Benchmark harness¶
scripts/benchmark.py is a cross-commit benchmark runner that walks
hyperfine across HEAD, trunk, a range, the last N commits, an explicit
list of tags / SHAs, or just HEAD vs. trunk. It surfaces uniform
cold-start regressions that are easy to miss by eyeballing — promoting
the one-off shell-script prototype to a first-class repo tool turns
“where did grep slow down?” into a one-liner.

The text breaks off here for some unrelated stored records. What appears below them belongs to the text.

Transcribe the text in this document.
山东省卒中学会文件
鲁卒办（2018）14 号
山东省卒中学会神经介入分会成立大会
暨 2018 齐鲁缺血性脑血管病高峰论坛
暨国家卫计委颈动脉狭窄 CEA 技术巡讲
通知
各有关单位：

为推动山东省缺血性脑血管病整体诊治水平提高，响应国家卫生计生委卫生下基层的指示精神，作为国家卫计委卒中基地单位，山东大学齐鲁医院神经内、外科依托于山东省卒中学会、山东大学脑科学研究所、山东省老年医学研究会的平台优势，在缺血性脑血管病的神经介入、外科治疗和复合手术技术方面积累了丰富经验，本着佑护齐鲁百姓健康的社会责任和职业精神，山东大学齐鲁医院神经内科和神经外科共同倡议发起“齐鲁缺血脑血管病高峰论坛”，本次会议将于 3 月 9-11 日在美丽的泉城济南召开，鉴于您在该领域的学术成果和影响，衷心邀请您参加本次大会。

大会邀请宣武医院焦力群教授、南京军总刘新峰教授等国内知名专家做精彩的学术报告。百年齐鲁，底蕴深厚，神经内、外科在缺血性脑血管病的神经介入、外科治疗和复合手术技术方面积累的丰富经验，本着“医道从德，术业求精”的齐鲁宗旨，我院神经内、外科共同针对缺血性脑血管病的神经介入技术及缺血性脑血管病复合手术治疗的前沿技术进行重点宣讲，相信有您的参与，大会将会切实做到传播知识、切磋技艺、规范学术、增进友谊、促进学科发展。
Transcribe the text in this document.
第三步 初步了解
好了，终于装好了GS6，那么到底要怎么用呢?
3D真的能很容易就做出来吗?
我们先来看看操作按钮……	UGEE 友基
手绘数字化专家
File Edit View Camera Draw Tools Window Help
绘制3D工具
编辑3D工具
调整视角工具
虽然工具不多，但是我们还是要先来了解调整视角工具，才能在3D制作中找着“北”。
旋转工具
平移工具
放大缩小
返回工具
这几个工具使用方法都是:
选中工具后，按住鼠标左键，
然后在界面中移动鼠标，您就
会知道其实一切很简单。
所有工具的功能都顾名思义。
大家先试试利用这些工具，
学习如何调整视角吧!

The harness is a development-only tool — it isn’t shipped with the
agentgrep wheel and isn’t installed by pip install agentgrep. It
lives in scripts/ alongside scripts/mcp_swap.py and runs straight
from a repo checkout via uv run.
The script is a PEP 723 self-contained file — its third-party deps
(typer / rich / pydantic) resolve through uv run’s transient venv,
so the harness is portable across any uv-managed project. Drop in your
own scripts/benchmark.toml and it works.
Invocation recipes¶
Every subcommand is reachable via uv run scripts/benchmark.py:
$ uv run scripts/benchmark.py run --target HEAD
Single-commit bench against the configured [bench.*] entries.
$ uv run scripts/benchmark.py run --target trunk
Single-commit bench against the trunk ref (default master, override
in [settings].trunk).
$ uv run scripts/benchmark.py run --head-vs-trunk
HEAD versus trunk — the most common “did my branch regress?” shape.

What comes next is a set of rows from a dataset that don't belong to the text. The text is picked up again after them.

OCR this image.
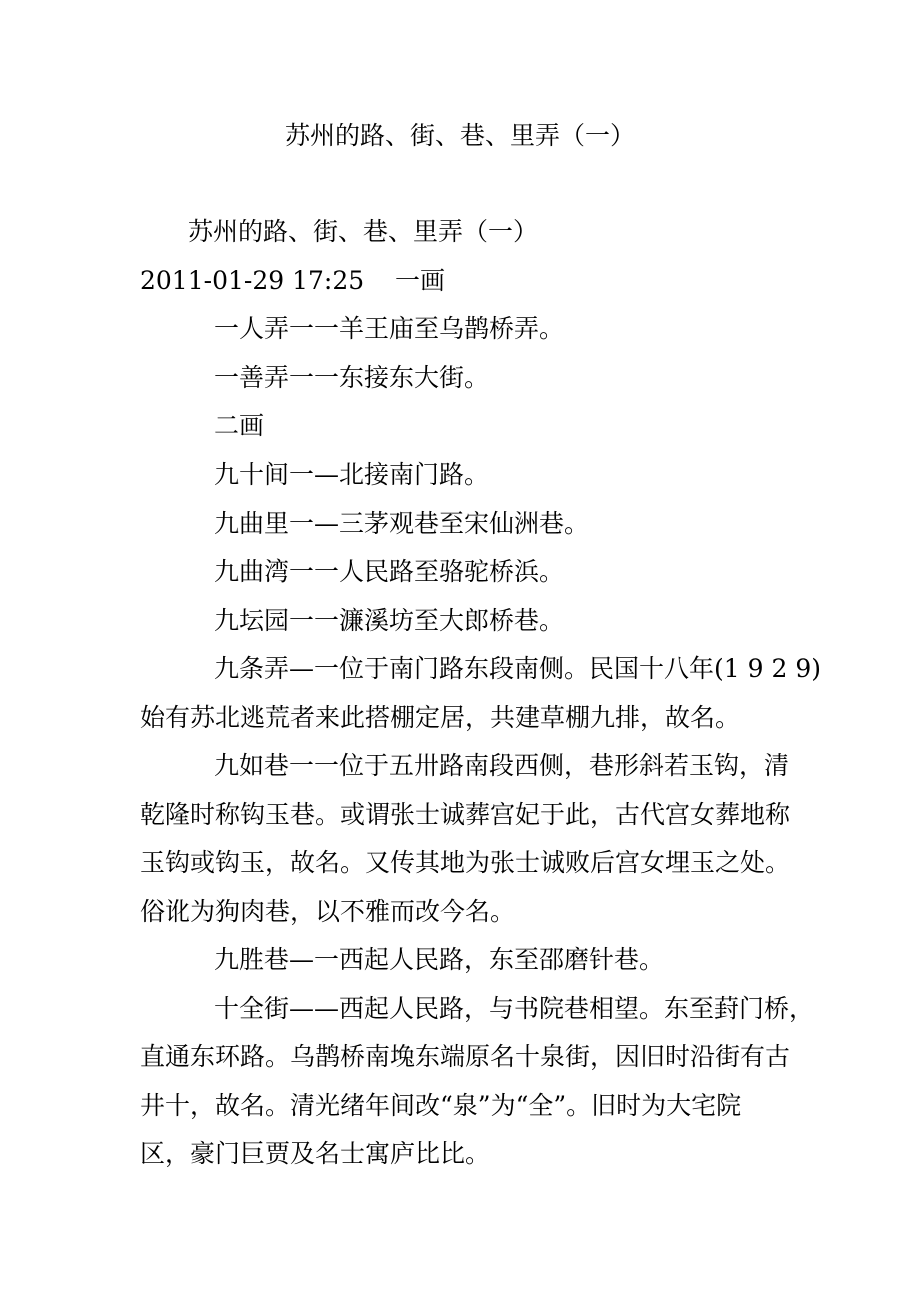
苏州的路、街、巷、里弄（一）
苏州的路、街、巷、里弄（一）
2011-01-29 17:25 一画
一人弄一一羊王庙至乌鹊桥弄。
一善弄一一东接东大街。
二画
九十间一—北接南门路。
九曲里一—三茅观巷至宋仙洲巷。
九曲湾一一人民路至骆驼桥浜。
九坛园一一濂溪坊至大郎桥巷。
九条弄—一位于南门路东段南侧。民国十八年(1 9 2 9)
始有苏北逃荒者来此搭棚定居，共建草棚九排，故名。
九如巷一一位于五卅路南段西侧，巷形斜若玉钩，清
乾隆时称钩玉巷。或谓张士诚葬宫妃于此，古代宫女葬地称
玉钩或钩玉，故名。又传其地为张士诚败后宫女埋玉之处。
俗讹为狗肉巷，以不雅而改今名。
九胜巷—一西起人民路，东至邵磨针巷。
十全街——西起人民路，与书院巷相望。东至葑门桥，
直通东环路。乌鹊桥南堍东端原名十泉街，因旧时沿街有古
井十，故名。清光绪年间改“泉”为“全”。旧时为大宅院
区，豪门巨贾及名士寓庐比比。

$ uv run scripts/benchmark.py run --range master..HEAD
Walk every commit on the current branch since it diverged from trunk.
$ uv run scripts/benchmark.py run --lookback 10
The last 10 commits from HEAD, oldest first.
$ uv run scripts/benchmark.py run --from-trunk-back 5
Trunk and the five commits before it — useful for establishing a baseline that pre-dates a refactor.
$ uv run scripts/benchmark.py run --tags
Every git tag, sorted by --sort=v:refname.
$ uv run scripts/benchmark.py run --commits abc1234,def5678
Explicit list of refs (SHAs, tags, or branches).
$ uv run scripts/benchmark.py compare HEAD master
Sugar for run --commits HEAD,master.
Discovery subcommands¶
$ uv run scripts/benchmark.py list-commits --lookback 10
Print the commits a selector would resolve to, without running any
benchmarks — handy for sanity-checking --range and --lookback
arguments before committing to a long run.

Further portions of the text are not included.